As multifactor authentication (MFA) adoption grows, so threat actors adapt by implementing phishing techniques that bypass MFA.


Recently, Sohpos researchers have offered insights on how attackers can steal session cookies to bypass MFA. Once adversaries are in the organization's network, they can scrape cookie data from compromised systems and use legitimate executables to disguise the malicious activity. This pass-the-cookie attack can yield vital information which can be used to programmatically access the compromised user's account and applications.

Once the attackers obtain access to corporate web-based and cloud resources using the cookies, they can use them for further exploitation such as business email compromise, social engineering to gain additional system access, and even modification of data or source code repositories.


In practice, ransomware operators will use a typical info stealer malware component to harvest cookies from a user's machine. More sophisticated actors will abuse legitimate offensive-security tools such as Mimikatz, Metasploit Meterpreter and Cobalt Strike to execute cookie harvesting malware or run scripts that grab cookies from browsers’ caches.

Credit: Sophos

Besides stealing cookies from a compromised system, there are ways to steal cookies even if the threat actor has no prior access to the machine, This technique is usually called adversary-in-the-middle (AiTM) phishing. As already reported by Microsoft, the approach is to not only to mimic the original site or application, but to proxy requests in order to obtain session cookies. Crucially, the user is presented with the original MFA challenge form, proxied directly from the phishing website.

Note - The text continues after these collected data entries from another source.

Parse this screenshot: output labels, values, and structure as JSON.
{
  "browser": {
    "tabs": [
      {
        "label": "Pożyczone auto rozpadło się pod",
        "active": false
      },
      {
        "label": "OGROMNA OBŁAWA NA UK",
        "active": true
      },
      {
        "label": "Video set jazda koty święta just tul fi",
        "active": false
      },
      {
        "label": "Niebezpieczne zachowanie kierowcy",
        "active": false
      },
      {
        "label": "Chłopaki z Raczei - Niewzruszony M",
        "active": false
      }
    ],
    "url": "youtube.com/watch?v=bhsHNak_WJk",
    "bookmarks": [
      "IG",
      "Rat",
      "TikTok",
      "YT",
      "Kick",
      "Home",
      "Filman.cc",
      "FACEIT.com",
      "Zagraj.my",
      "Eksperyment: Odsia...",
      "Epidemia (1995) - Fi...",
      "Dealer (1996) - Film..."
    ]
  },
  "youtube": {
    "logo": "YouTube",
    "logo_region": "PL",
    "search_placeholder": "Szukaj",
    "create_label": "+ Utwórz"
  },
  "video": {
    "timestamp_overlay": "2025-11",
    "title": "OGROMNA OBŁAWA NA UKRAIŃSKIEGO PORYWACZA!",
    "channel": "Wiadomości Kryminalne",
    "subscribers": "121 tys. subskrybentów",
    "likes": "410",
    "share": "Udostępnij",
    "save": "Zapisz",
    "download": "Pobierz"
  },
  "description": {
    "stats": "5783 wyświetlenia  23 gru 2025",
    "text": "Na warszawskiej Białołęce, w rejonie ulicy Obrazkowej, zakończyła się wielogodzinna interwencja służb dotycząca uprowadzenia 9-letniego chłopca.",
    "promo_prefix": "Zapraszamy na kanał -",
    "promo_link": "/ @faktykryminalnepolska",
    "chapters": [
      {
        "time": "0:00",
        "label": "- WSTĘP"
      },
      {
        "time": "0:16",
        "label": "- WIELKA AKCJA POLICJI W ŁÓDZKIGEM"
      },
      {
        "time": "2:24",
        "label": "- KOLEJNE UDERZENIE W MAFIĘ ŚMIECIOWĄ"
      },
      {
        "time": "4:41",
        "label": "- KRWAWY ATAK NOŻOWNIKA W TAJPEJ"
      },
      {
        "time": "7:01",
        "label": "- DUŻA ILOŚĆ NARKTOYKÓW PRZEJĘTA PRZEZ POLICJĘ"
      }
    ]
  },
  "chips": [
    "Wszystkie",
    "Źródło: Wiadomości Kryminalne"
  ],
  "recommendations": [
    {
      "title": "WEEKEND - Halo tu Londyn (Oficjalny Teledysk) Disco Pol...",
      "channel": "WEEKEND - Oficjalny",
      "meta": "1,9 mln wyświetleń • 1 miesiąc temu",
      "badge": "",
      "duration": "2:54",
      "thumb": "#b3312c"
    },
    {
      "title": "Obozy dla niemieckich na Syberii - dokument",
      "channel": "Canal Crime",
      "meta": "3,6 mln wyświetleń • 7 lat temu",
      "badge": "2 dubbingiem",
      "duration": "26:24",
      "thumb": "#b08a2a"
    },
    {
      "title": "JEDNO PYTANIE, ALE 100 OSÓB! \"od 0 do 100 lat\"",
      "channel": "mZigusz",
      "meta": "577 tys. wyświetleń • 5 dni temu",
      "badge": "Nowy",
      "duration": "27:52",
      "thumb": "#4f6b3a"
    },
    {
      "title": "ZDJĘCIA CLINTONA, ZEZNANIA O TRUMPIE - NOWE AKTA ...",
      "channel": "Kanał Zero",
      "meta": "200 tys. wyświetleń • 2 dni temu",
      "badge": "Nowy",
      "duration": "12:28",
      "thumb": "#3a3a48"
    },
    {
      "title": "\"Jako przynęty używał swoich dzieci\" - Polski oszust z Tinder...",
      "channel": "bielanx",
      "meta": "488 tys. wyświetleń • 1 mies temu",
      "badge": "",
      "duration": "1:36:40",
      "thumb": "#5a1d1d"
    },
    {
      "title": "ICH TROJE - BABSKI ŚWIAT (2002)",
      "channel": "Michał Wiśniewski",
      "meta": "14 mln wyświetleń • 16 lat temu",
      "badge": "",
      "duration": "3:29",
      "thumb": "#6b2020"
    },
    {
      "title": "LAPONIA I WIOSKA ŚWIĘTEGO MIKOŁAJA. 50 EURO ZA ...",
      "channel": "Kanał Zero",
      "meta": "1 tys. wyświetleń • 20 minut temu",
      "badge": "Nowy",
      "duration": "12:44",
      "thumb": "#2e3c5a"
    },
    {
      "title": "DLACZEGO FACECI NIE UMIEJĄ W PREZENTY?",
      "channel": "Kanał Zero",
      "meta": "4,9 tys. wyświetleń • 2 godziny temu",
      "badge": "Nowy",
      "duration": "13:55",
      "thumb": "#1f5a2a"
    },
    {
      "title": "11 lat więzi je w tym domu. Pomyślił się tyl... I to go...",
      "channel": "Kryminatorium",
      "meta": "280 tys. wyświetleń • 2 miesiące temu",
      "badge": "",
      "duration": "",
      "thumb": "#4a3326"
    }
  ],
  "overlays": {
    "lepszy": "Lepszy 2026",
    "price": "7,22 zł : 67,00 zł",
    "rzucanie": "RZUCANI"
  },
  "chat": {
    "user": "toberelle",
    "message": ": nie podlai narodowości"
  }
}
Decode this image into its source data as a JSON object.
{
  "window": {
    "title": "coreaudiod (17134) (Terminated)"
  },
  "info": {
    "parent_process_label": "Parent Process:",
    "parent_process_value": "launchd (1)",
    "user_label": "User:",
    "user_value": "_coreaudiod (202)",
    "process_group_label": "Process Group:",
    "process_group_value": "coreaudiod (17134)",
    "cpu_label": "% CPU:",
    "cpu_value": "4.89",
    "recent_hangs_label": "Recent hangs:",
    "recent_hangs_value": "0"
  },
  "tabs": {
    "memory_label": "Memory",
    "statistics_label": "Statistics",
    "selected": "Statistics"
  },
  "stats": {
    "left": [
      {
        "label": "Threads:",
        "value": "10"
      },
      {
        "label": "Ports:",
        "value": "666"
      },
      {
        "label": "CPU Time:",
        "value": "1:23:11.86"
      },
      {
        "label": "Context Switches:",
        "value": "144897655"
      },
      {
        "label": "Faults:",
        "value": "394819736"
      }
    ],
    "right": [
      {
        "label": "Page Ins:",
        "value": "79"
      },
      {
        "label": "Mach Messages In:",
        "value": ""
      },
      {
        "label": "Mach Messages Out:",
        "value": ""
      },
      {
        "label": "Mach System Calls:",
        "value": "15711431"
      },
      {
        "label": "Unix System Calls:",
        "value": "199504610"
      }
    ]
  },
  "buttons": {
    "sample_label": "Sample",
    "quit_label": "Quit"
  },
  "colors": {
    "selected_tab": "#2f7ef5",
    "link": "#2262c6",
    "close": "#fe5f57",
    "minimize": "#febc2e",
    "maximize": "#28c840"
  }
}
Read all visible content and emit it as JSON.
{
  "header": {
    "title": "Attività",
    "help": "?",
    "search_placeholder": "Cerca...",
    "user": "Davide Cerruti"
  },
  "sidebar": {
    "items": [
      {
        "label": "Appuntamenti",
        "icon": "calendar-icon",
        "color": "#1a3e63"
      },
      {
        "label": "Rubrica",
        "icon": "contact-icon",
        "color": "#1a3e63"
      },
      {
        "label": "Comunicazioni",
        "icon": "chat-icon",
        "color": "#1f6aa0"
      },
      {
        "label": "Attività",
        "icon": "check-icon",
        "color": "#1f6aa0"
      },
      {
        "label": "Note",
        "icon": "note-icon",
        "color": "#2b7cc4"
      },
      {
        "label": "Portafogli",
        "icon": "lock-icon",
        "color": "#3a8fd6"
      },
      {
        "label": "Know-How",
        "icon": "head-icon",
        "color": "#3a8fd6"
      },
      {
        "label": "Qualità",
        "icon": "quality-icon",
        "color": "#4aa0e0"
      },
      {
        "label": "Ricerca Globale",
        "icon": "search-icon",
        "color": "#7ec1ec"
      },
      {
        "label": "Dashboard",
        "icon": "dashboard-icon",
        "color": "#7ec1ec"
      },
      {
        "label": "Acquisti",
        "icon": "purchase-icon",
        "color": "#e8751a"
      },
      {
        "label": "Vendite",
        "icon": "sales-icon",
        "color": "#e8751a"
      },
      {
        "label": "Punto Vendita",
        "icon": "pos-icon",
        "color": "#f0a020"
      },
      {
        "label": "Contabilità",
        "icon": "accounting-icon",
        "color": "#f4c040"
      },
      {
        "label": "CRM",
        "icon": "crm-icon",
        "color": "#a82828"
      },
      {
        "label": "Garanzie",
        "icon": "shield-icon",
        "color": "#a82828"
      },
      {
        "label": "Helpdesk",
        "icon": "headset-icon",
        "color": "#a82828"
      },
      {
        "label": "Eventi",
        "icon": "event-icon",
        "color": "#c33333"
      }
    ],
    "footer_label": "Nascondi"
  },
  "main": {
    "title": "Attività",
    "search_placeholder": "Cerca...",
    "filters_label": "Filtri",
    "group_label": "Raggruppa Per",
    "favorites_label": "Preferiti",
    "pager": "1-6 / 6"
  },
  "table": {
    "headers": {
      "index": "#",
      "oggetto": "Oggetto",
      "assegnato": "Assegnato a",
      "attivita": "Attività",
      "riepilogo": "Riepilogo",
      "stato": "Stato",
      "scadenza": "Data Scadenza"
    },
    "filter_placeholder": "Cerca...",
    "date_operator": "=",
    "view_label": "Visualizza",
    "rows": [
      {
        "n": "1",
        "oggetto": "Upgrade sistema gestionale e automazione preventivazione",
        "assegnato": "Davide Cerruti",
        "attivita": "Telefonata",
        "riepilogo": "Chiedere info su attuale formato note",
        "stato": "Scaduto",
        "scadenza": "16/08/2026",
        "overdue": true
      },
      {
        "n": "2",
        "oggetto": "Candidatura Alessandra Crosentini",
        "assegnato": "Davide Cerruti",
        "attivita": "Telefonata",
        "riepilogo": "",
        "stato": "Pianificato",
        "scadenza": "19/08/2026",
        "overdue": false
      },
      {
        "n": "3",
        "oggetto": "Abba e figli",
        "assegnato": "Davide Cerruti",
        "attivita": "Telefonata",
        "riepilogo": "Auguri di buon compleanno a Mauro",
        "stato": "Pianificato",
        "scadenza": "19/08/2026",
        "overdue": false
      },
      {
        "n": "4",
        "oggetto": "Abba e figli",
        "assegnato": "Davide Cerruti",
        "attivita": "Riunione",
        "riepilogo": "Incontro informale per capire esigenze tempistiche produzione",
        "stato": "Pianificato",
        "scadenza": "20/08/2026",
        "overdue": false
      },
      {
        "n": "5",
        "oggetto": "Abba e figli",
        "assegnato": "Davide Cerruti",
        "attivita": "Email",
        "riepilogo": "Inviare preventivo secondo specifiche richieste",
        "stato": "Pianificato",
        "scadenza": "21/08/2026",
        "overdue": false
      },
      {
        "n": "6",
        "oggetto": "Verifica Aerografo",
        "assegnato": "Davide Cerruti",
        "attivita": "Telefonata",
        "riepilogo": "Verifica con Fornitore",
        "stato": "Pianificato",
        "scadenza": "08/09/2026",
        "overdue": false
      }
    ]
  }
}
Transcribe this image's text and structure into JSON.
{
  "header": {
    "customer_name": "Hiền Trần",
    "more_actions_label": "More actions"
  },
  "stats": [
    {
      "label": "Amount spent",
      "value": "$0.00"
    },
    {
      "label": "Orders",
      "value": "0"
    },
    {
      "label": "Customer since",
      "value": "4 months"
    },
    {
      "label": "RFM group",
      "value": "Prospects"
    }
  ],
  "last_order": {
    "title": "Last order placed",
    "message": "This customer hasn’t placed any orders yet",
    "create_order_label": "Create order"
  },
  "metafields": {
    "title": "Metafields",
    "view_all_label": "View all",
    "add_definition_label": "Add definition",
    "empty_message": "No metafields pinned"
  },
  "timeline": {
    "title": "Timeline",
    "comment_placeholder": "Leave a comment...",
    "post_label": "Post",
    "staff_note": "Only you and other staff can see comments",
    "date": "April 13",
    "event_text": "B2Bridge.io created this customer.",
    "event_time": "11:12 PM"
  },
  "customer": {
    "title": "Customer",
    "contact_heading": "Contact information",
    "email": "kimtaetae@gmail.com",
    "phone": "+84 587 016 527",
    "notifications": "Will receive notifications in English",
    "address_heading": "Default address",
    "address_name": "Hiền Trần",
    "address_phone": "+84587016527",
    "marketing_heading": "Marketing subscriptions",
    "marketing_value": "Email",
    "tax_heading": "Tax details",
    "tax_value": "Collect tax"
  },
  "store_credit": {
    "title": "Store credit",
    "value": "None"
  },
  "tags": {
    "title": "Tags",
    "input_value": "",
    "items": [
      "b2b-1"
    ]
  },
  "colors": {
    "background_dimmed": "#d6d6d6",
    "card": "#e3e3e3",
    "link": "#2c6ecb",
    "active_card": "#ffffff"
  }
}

Credit: Microsoft 365 Defender Research Team (from their blog)

Ways to defend

We will surely see further innovations in phishing, but it's important to note there are ways to defend.


First, Security awareness training - employees are in fact the new perimeter for an organization and so it makes sense to invest in training. Education is usually associated with time consuming effort that few organizations can afford. But there are ways to make education less intrusive and more automated by using SAT software.


Second, intelligent Identity verification - use a modern identity as a service solution that is able to offer granular login policies, especially around unfamiliar sign-in events from unusual countries, times of day, etc. The ability to cover most modern SaaS solutions used in an organization under the same intelligent "identity" verification umbrella is very important. Too many organization still depend on obsolete LDAP or out-of-date identity management solutions that do not cover both internal and external SaaS apps.


And finally, focus on each and every endpoint is crucial: EDR/XDR-like solutions that offer operational awareness around endpoints are the only ones that can leverage behavioral rules to prevent abuse of cookies by scripts and untrusted programs and detect information-stealing malware.